The issue of illicit drug policy is once again on the official agenda of the Canadian government. Thirty years after the LeDain Commission’s thorough, evidence-based inquiry into the non-medical uses of drugs, it appears as though the government is preparing to address some of the long-standing concerns in this highly politicized issue area. From cannabis to corrections, major changes are being considered for Canadian drug laws and policies. Signs of change are numerous and include:

  • Health Canada implemented a program allowing for the cultivation, possession and use of marijuana for medical purposes (July 2001).
  • Correctional Service Canada released a report stating that it was considering removing THC from the list of substances it screens in the urinalysis of prisoners on conditional release in the community (January 2002).
  • The Senate Special Committee released its Report on Cannabis which recommended the legalization of marijuana and amnesty for all those who have been convicted of possession (September 2002).
  • The House Special Committee on the Non-Medical Use of Drugs issued a report which called for the decriminalization of cannabis (November 2002).
  • Health Canada made a decision to allow cities to apply for permits to pilot test supervised injection facilities for intravenous drug users (December 2002).
  • Two recent Ontario court rulings found that Canadian cannabis laws are too incoherent to allow convictions for possession of cannabis (January 2003).

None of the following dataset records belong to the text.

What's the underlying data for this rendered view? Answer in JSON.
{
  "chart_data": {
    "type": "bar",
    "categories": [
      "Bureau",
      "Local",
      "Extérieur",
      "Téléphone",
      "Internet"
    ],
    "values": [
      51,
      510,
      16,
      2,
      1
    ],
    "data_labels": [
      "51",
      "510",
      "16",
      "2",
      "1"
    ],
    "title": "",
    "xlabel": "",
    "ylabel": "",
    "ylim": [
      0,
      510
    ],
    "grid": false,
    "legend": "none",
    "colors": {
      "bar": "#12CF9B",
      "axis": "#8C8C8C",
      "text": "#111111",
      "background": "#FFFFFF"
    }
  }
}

These and many other examples suggest that we are in the midst of a “window” of policy change in regard to illicit drugs in Canada. Indeed, the current Liberal Government has announced its intention to introduce a bill to decriminalize cannabis in mid-2003. Although the outcomes of these changes are still to be determined, most observers agree that change is inevitable, and that meaningful reforms are on the horizon.

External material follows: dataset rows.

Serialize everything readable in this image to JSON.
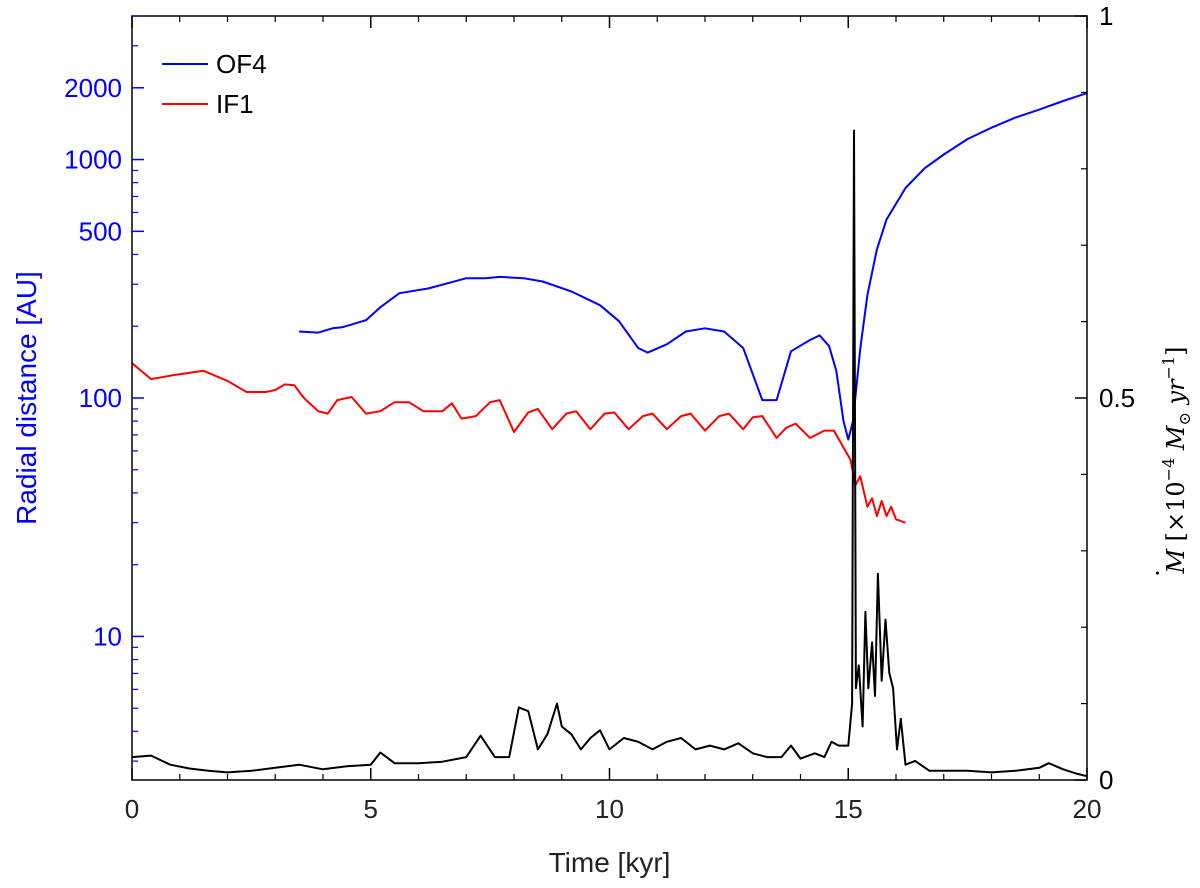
{
  "chart_data": {
    "type": "line",
    "title": "",
    "xlabel": "Time [kyr]",
    "xlim": [
      0,
      20
    ],
    "xticks": [
      0,
      5,
      10,
      15,
      20
    ],
    "grid": false,
    "legend_position": "top-left",
    "left_axis": {
      "label": "Radial distance [AU]",
      "scale": "log",
      "ylim": [
        2.5,
        4000
      ],
      "ticks": [
        10,
        100,
        500,
        1000,
        2000
      ],
      "tick_labels": [
        "10",
        "100",
        "500",
        "1000",
        "2000"
      ],
      "color": "#0000ff"
    },
    "right_axis": {
      "label_parts": {
        "prefix": "M",
        "bracket_open": " [×10",
        "exponent1": "−4",
        "unit_main": " M",
        "unit_sub": "⊙",
        "unit_yr": " yr",
        "exponent2": "−1",
        "bracket_close": "]"
      },
      "scale": "linear",
      "ylim": [
        0,
        1
      ],
      "ticks": [
        0,
        0.5,
        1
      ],
      "tick_labels": [
        "0",
        "0.5",
        "1"
      ],
      "color": "#000000"
    },
    "series": [
      {
        "name": "OF4",
        "axis": "left",
        "color": "#0000ff",
        "points": [
          [
            3.5,
            190
          ],
          [
            3.9,
            188
          ],
          [
            4.2,
            196
          ],
          [
            4.4,
            198
          ],
          [
            4.9,
            212
          ],
          [
            5.2,
            240
          ],
          [
            5.6,
            275
          ],
          [
            6.2,
            288
          ],
          [
            6.8,
            310
          ],
          [
            7.0,
            318
          ],
          [
            7.4,
            318
          ],
          [
            7.7,
            322
          ],
          [
            8.2,
            318
          ],
          [
            8.6,
            308
          ],
          [
            9.2,
            280
          ],
          [
            9.8,
            245
          ],
          [
            10.2,
            210
          ],
          [
            10.6,
            162
          ],
          [
            10.8,
            155
          ],
          [
            11.2,
            168
          ],
          [
            11.6,
            190
          ],
          [
            12.0,
            196
          ],
          [
            12.4,
            190
          ],
          [
            12.8,
            162
          ],
          [
            13.2,
            98
          ],
          [
            13.5,
            98
          ],
          [
            13.8,
            157
          ],
          [
            14.2,
            175
          ],
          [
            14.4,
            183
          ],
          [
            14.6,
            165
          ],
          [
            14.75,
            130
          ],
          [
            14.9,
            80
          ],
          [
            15.0,
            67
          ],
          [
            15.1,
            80
          ],
          [
            15.25,
            160
          ],
          [
            15.4,
            270
          ],
          [
            15.6,
            420
          ],
          [
            15.8,
            560
          ],
          [
            16.2,
            760
          ],
          [
            16.6,
            920
          ],
          [
            17.0,
            1050
          ],
          [
            17.5,
            1220
          ],
          [
            18.0,
            1360
          ],
          [
            18.5,
            1500
          ],
          [
            19.0,
            1620
          ],
          [
            19.5,
            1760
          ],
          [
            20.0,
            1900
          ]
        ]
      },
      {
        "name": "IF1",
        "axis": "left",
        "color": "#ff0000",
        "points": [
          [
            0.0,
            140
          ],
          [
            0.4,
            120
          ],
          [
            0.9,
            125
          ],
          [
            1.5,
            130
          ],
          [
            2.0,
            118
          ],
          [
            2.4,
            106
          ],
          [
            2.8,
            106
          ],
          [
            3.0,
            108
          ],
          [
            3.2,
            114
          ],
          [
            3.4,
            113
          ],
          [
            3.6,
            100
          ],
          [
            3.9,
            88
          ],
          [
            4.1,
            86
          ],
          [
            4.3,
            98
          ],
          [
            4.6,
            101
          ],
          [
            4.9,
            86
          ],
          [
            5.2,
            88
          ],
          [
            5.5,
            96
          ],
          [
            5.8,
            96
          ],
          [
            6.1,
            88
          ],
          [
            6.5,
            88
          ],
          [
            6.7,
            95
          ],
          [
            6.9,
            82
          ],
          [
            7.2,
            84
          ],
          [
            7.5,
            96
          ],
          [
            7.7,
            98
          ],
          [
            8.0,
            72
          ],
          [
            8.3,
            87
          ],
          [
            8.5,
            90
          ],
          [
            8.8,
            74
          ],
          [
            9.1,
            86
          ],
          [
            9.3,
            88
          ],
          [
            9.6,
            74
          ],
          [
            9.9,
            86
          ],
          [
            10.1,
            87
          ],
          [
            10.4,
            74
          ],
          [
            10.7,
            84
          ],
          [
            10.9,
            86
          ],
          [
            11.2,
            74
          ],
          [
            11.5,
            84
          ],
          [
            11.7,
            86
          ],
          [
            12.0,
            73
          ],
          [
            12.3,
            84
          ],
          [
            12.5,
            86
          ],
          [
            12.8,
            74
          ],
          [
            13.0,
            83
          ],
          [
            13.2,
            84
          ],
          [
            13.5,
            68
          ],
          [
            13.7,
            75
          ],
          [
            13.9,
            78
          ],
          [
            14.2,
            68
          ],
          [
            14.5,
            73
          ],
          [
            14.7,
            73
          ],
          [
            14.9,
            62
          ],
          [
            15.05,
            55
          ],
          [
            15.15,
            43
          ],
          [
            15.25,
            47
          ],
          [
            15.4,
            35
          ],
          [
            15.5,
            38
          ],
          [
            15.6,
            32
          ],
          [
            15.7,
            37
          ],
          [
            15.8,
            32
          ],
          [
            15.9,
            35
          ],
          [
            16.0,
            31
          ],
          [
            16.2,
            30
          ]
        ]
      },
      {
        "name": "Mdot",
        "axis": "right",
        "color": "#000000",
        "points": [
          [
            0.0,
            0.03
          ],
          [
            0.4,
            0.032
          ],
          [
            0.8,
            0.02
          ],
          [
            1.2,
            0.015
          ],
          [
            1.6,
            0.012
          ],
          [
            2.0,
            0.01
          ],
          [
            2.5,
            0.012
          ],
          [
            3.0,
            0.016
          ],
          [
            3.5,
            0.02
          ],
          [
            4.0,
            0.014
          ],
          [
            4.5,
            0.018
          ],
          [
            5.0,
            0.02
          ],
          [
            5.2,
            0.036
          ],
          [
            5.5,
            0.022
          ],
          [
            6.0,
            0.022
          ],
          [
            6.5,
            0.024
          ],
          [
            7.0,
            0.03
          ],
          [
            7.3,
            0.058
          ],
          [
            7.6,
            0.03
          ],
          [
            7.9,
            0.03
          ],
          [
            8.1,
            0.095
          ],
          [
            8.3,
            0.09
          ],
          [
            8.5,
            0.04
          ],
          [
            8.7,
            0.06
          ],
          [
            8.9,
            0.1
          ],
          [
            9.0,
            0.07
          ],
          [
            9.2,
            0.06
          ],
          [
            9.4,
            0.04
          ],
          [
            9.6,
            0.055
          ],
          [
            9.8,
            0.065
          ],
          [
            10.0,
            0.04
          ],
          [
            10.3,
            0.055
          ],
          [
            10.6,
            0.05
          ],
          [
            10.9,
            0.04
          ],
          [
            11.2,
            0.05
          ],
          [
            11.5,
            0.055
          ],
          [
            11.8,
            0.04
          ],
          [
            12.1,
            0.045
          ],
          [
            12.4,
            0.04
          ],
          [
            12.7,
            0.048
          ],
          [
            13.0,
            0.035
          ],
          [
            13.3,
            0.03
          ],
          [
            13.6,
            0.03
          ],
          [
            13.8,
            0.045
          ],
          [
            14.0,
            0.028
          ],
          [
            14.3,
            0.035
          ],
          [
            14.5,
            0.03
          ],
          [
            14.65,
            0.05
          ],
          [
            14.8,
            0.045
          ],
          [
            15.0,
            0.045
          ],
          [
            15.08,
            0.1
          ],
          [
            15.12,
            0.85
          ],
          [
            15.16,
            0.12
          ],
          [
            15.22,
            0.15
          ],
          [
            15.3,
            0.07
          ],
          [
            15.36,
            0.22
          ],
          [
            15.42,
            0.12
          ],
          [
            15.5,
            0.18
          ],
          [
            15.56,
            0.11
          ],
          [
            15.62,
            0.27
          ],
          [
            15.7,
            0.13
          ],
          [
            15.78,
            0.21
          ],
          [
            15.86,
            0.14
          ],
          [
            15.94,
            0.12
          ],
          [
            16.02,
            0.04
          ],
          [
            16.1,
            0.08
          ],
          [
            16.2,
            0.02
          ],
          [
            16.4,
            0.025
          ],
          [
            16.7,
            0.012
          ],
          [
            17.0,
            0.012
          ],
          [
            17.5,
            0.012
          ],
          [
            18.0,
            0.01
          ],
          [
            18.5,
            0.012
          ],
          [
            19.0,
            0.016
          ],
          [
            19.2,
            0.022
          ],
          [
            19.5,
            0.014
          ],
          [
            19.8,
            0.008
          ],
          [
            20.0,
            0.005
          ]
        ]
      }
    ]
  }
}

It is within this exciting policy environment that the John Howard Society of Canada supervised the six research projects published in this volume under the Policy Analysis Enhancement Project (PAEP). Funding for the project originated from the Voluntary Sector Initiative of the Privy Council with the intent of assisting organizations in the voluntary sector to develop expertise in policy analysis. The PAEP is a two-year project that takes select members of voluntary sector organizations and guides them through the creation of policy-relevant research related to Canadian drug policy. This volume presents the research undertaken by the first-year participants of PAEP project.

The articles in this collection look at drug control policy in Canada from a number of different vantage points. They range from an analysis of the differences between contemporary drug control policy in Canadian and the U.S., to considering how the assumption that drugs cause crime has influenced drug control and corrections policy in Canada, to a cost/benefit analysis of expanding methadone maintenance programs in Canadian federal prisons to all who are medically determined to benefit from the therapy.

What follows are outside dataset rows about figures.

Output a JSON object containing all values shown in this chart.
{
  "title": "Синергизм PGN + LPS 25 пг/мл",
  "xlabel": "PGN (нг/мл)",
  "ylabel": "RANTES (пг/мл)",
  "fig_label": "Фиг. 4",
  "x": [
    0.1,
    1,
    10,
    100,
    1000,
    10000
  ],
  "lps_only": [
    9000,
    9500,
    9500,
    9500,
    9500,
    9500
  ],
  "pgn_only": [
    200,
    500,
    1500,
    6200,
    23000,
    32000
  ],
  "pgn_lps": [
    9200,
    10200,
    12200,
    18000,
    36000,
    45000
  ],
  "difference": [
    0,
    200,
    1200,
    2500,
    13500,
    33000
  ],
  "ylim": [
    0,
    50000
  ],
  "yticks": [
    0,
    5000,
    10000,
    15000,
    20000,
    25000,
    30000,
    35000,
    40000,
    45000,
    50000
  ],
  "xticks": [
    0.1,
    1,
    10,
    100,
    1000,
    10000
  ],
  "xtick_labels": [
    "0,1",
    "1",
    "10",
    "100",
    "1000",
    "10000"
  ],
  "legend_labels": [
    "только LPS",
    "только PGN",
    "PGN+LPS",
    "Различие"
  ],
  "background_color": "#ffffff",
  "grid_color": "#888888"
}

In her article entitled “Canada’s Drug Laws: Prohibition is Not the Answer,” Giselle Dias, from the Prisoner’s HIV/AIDS Support Network (PASAN), takes a critical look at policies related to drug prohibition. After discussing the origins and development of Canadian drug control laws, her research uses Goldstein’s (1985) tripartite theory relating violence and drugs to argue that the majority of harms associated with illegal drugs are derived not from the use of illicit substances, but from the laws that make them illegal. Her analysis ends with a called for Canada to follow the lead of several European countries and implement pragmatic policies designed to reduce overall harms resulting from illicit drugs in Canada.